On its website, the SNPC has done a decent job of listing the participating athletes in this year’s London Paralympics, as well as the publication of their corresponding competition dates and timings; nevertheless, more can be done to go beyond mere descriptions. For a start, it would be great to read more about their backgrounds, motivations, and aspirations et cetera, through brief biographies, and – by leveraging on social media platforms – through video features, as well as individual interviews. Interactive elements on the website would allow Singaporeans to pen well-wishes and messages to the competing athletes. Education institutions and students can be involved in this manner. For instance, British public-service television broadcaster Channel 4 has done a tremendous task of producing wonderful clips on YouTube, with a specific emphasis on the sportspersons and their respective triumphs.

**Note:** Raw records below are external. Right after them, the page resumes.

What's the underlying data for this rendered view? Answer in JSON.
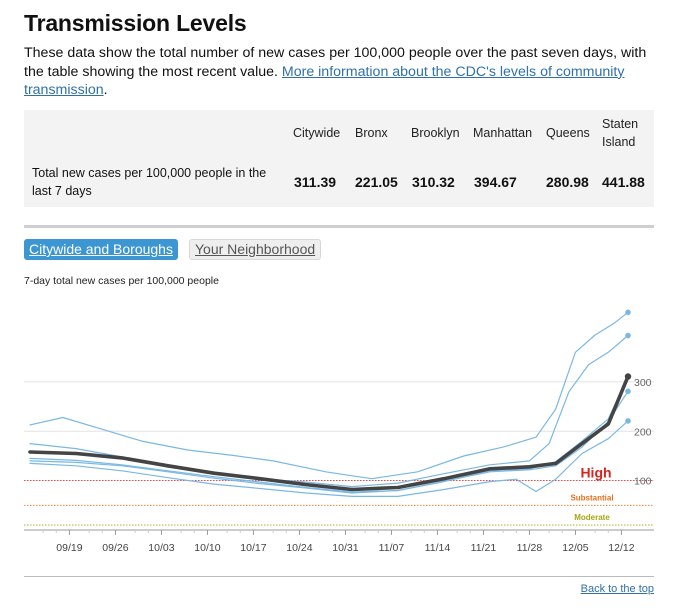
{
  "page": {
    "title": "Transmission Levels",
    "intro_text": "These data show the total number of new cases per 100,000 people over the past seven days, with the table showing the most recent value. ",
    "intro_link": "More information about the CDC's levels of community transmission",
    "intro_end": ".",
    "back_to_top": "Back to the top"
  },
  "table": {
    "row_label": "Total new cases per 100,000 people in the last 7 days",
    "columns": [
      {
        "header": "Citywide",
        "value": "311.39"
      },
      {
        "header": "Bronx",
        "value": "221.05"
      },
      {
        "header": "Brooklyn",
        "value": "310.32"
      },
      {
        "header": "Manhattan",
        "value": "394.67"
      },
      {
        "header": "Queens",
        "value": "280.98"
      },
      {
        "header": "Staten\nIsland",
        "value": "441.88"
      }
    ]
  },
  "tabs": {
    "active": "Citywide and Boroughs",
    "inactive": "Your Neighborhood"
  },
  "colors": {
    "citywide": "#444444",
    "borough": "#7ab8e4",
    "high": "#d6261f",
    "substantial": "#e6701e",
    "moderate": "#a5a515",
    "link": "#2f71a6"
  },
  "chart_data": {
    "type": "line",
    "title": "7-day total new cases per 100,000 people",
    "x_start": "2021-09-13",
    "x_end": "2021-12-13",
    "x_ticks": [
      "09/19",
      "09/26",
      "10/03",
      "10/10",
      "10/17",
      "10/24",
      "10/31",
      "11/07",
      "11/14",
      "11/21",
      "11/28",
      "12/05",
      "12/12"
    ],
    "x_tick_days": [
      6,
      13,
      20,
      27,
      34,
      41,
      48,
      55,
      62,
      69,
      76,
      83,
      90
    ],
    "ylim": [
      0,
      470
    ],
    "y_ticks": [
      100,
      200,
      300
    ],
    "thresholds": [
      {
        "label": "High",
        "value": 100
      },
      {
        "label": "Substantial",
        "value": 50
      },
      {
        "label": "Moderate",
        "value": 10
      }
    ],
    "series": [
      {
        "name": "Citywide",
        "emphasis": true,
        "points": [
          [
            0,
            158
          ],
          [
            7,
            155
          ],
          [
            14,
            146
          ],
          [
            21,
            130
          ],
          [
            28,
            115
          ],
          [
            35,
            104
          ],
          [
            42,
            92
          ],
          [
            49,
            82
          ],
          [
            56,
            86
          ],
          [
            63,
            104
          ],
          [
            70,
            124
          ],
          [
            76,
            128
          ],
          [
            80,
            135
          ],
          [
            84,
            175
          ],
          [
            88,
            215
          ],
          [
            91,
            311
          ]
        ]
      },
      {
        "name": "Staten Island",
        "emphasis": false,
        "points": [
          [
            0,
            213
          ],
          [
            5,
            228
          ],
          [
            10,
            208
          ],
          [
            17,
            180
          ],
          [
            24,
            162
          ],
          [
            31,
            151
          ],
          [
            37,
            140
          ],
          [
            45,
            118
          ],
          [
            52,
            104
          ],
          [
            59,
            118
          ],
          [
            66,
            150
          ],
          [
            72,
            168
          ],
          [
            77,
            188
          ],
          [
            80,
            245
          ],
          [
            83,
            360
          ],
          [
            86,
            395
          ],
          [
            89,
            420
          ],
          [
            91,
            441
          ]
        ]
      },
      {
        "name": "Manhattan",
        "emphasis": false,
        "points": [
          [
            0,
            175
          ],
          [
            7,
            165
          ],
          [
            14,
            148
          ],
          [
            21,
            127
          ],
          [
            28,
            115
          ],
          [
            35,
            104
          ],
          [
            42,
            97
          ],
          [
            49,
            88
          ],
          [
            56,
            95
          ],
          [
            63,
            114
          ],
          [
            70,
            132
          ],
          [
            76,
            140
          ],
          [
            79,
            175
          ],
          [
            82,
            280
          ],
          [
            85,
            335
          ],
          [
            88,
            360
          ],
          [
            91,
            394
          ]
        ]
      },
      {
        "name": "Brooklyn",
        "emphasis": false,
        "points": [
          [
            0,
            145
          ],
          [
            7,
            141
          ],
          [
            14,
            132
          ],
          [
            21,
            120
          ],
          [
            28,
            108
          ],
          [
            35,
            97
          ],
          [
            42,
            86
          ],
          [
            49,
            77
          ],
          [
            56,
            80
          ],
          [
            63,
            98
          ],
          [
            70,
            120
          ],
          [
            76,
            124
          ],
          [
            80,
            138
          ],
          [
            84,
            180
          ],
          [
            88,
            225
          ],
          [
            91,
            310
          ]
        ]
      },
      {
        "name": "Queens",
        "emphasis": false,
        "points": [
          [
            0,
            140
          ],
          [
            7,
            137
          ],
          [
            14,
            130
          ],
          [
            21,
            118
          ],
          [
            28,
            105
          ],
          [
            35,
            94
          ],
          [
            42,
            85
          ],
          [
            49,
            75
          ],
          [
            56,
            80
          ],
          [
            63,
            99
          ],
          [
            70,
            118
          ],
          [
            76,
            122
          ],
          [
            80,
            130
          ],
          [
            84,
            168
          ],
          [
            88,
            220
          ],
          [
            91,
            281
          ]
        ]
      },
      {
        "name": "Bronx",
        "emphasis": false,
        "points": [
          [
            0,
            135
          ],
          [
            7,
            130
          ],
          [
            14,
            120
          ],
          [
            21,
            106
          ],
          [
            28,
            93
          ],
          [
            35,
            84
          ],
          [
            42,
            75
          ],
          [
            49,
            68
          ],
          [
            56,
            68
          ],
          [
            63,
            82
          ],
          [
            70,
            98
          ],
          [
            74,
            103
          ],
          [
            77,
            78
          ],
          [
            80,
            103
          ],
          [
            84,
            155
          ],
          [
            88,
            185
          ],
          [
            91,
            221
          ]
        ]
      }
    ]
  }
}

More effective media coverage would drum up excitement – and support – for the Paralympics, and allow Singaporeans to gain a deeper comprehension of these sporting representatives. On the newspapers, interviews can be conducted with the Singapore contingent as a lead-up to the event in a week’s time, and articles can be published to highlight unconventional precision sports such as Boccia. On the television, this time round, there should be more coverage of the competition events; the programmes should not be highlights per se, but should also include live feed of Team Singapore in action, as we did when our Olympians were competing a few weeks ago. Our Paralympians have put in the same amount of hard work on the training ground, so why should they deserve anything less?
These national competitors may not crave for such exposure, but I believe it would be difficult to disagree that they deserve their spot in the limelight. More importantly, this increased prominence – as well as their progressive achievements – would make it easier for their juniors and associations to continue flying the flag for Singapore at the Paralympics.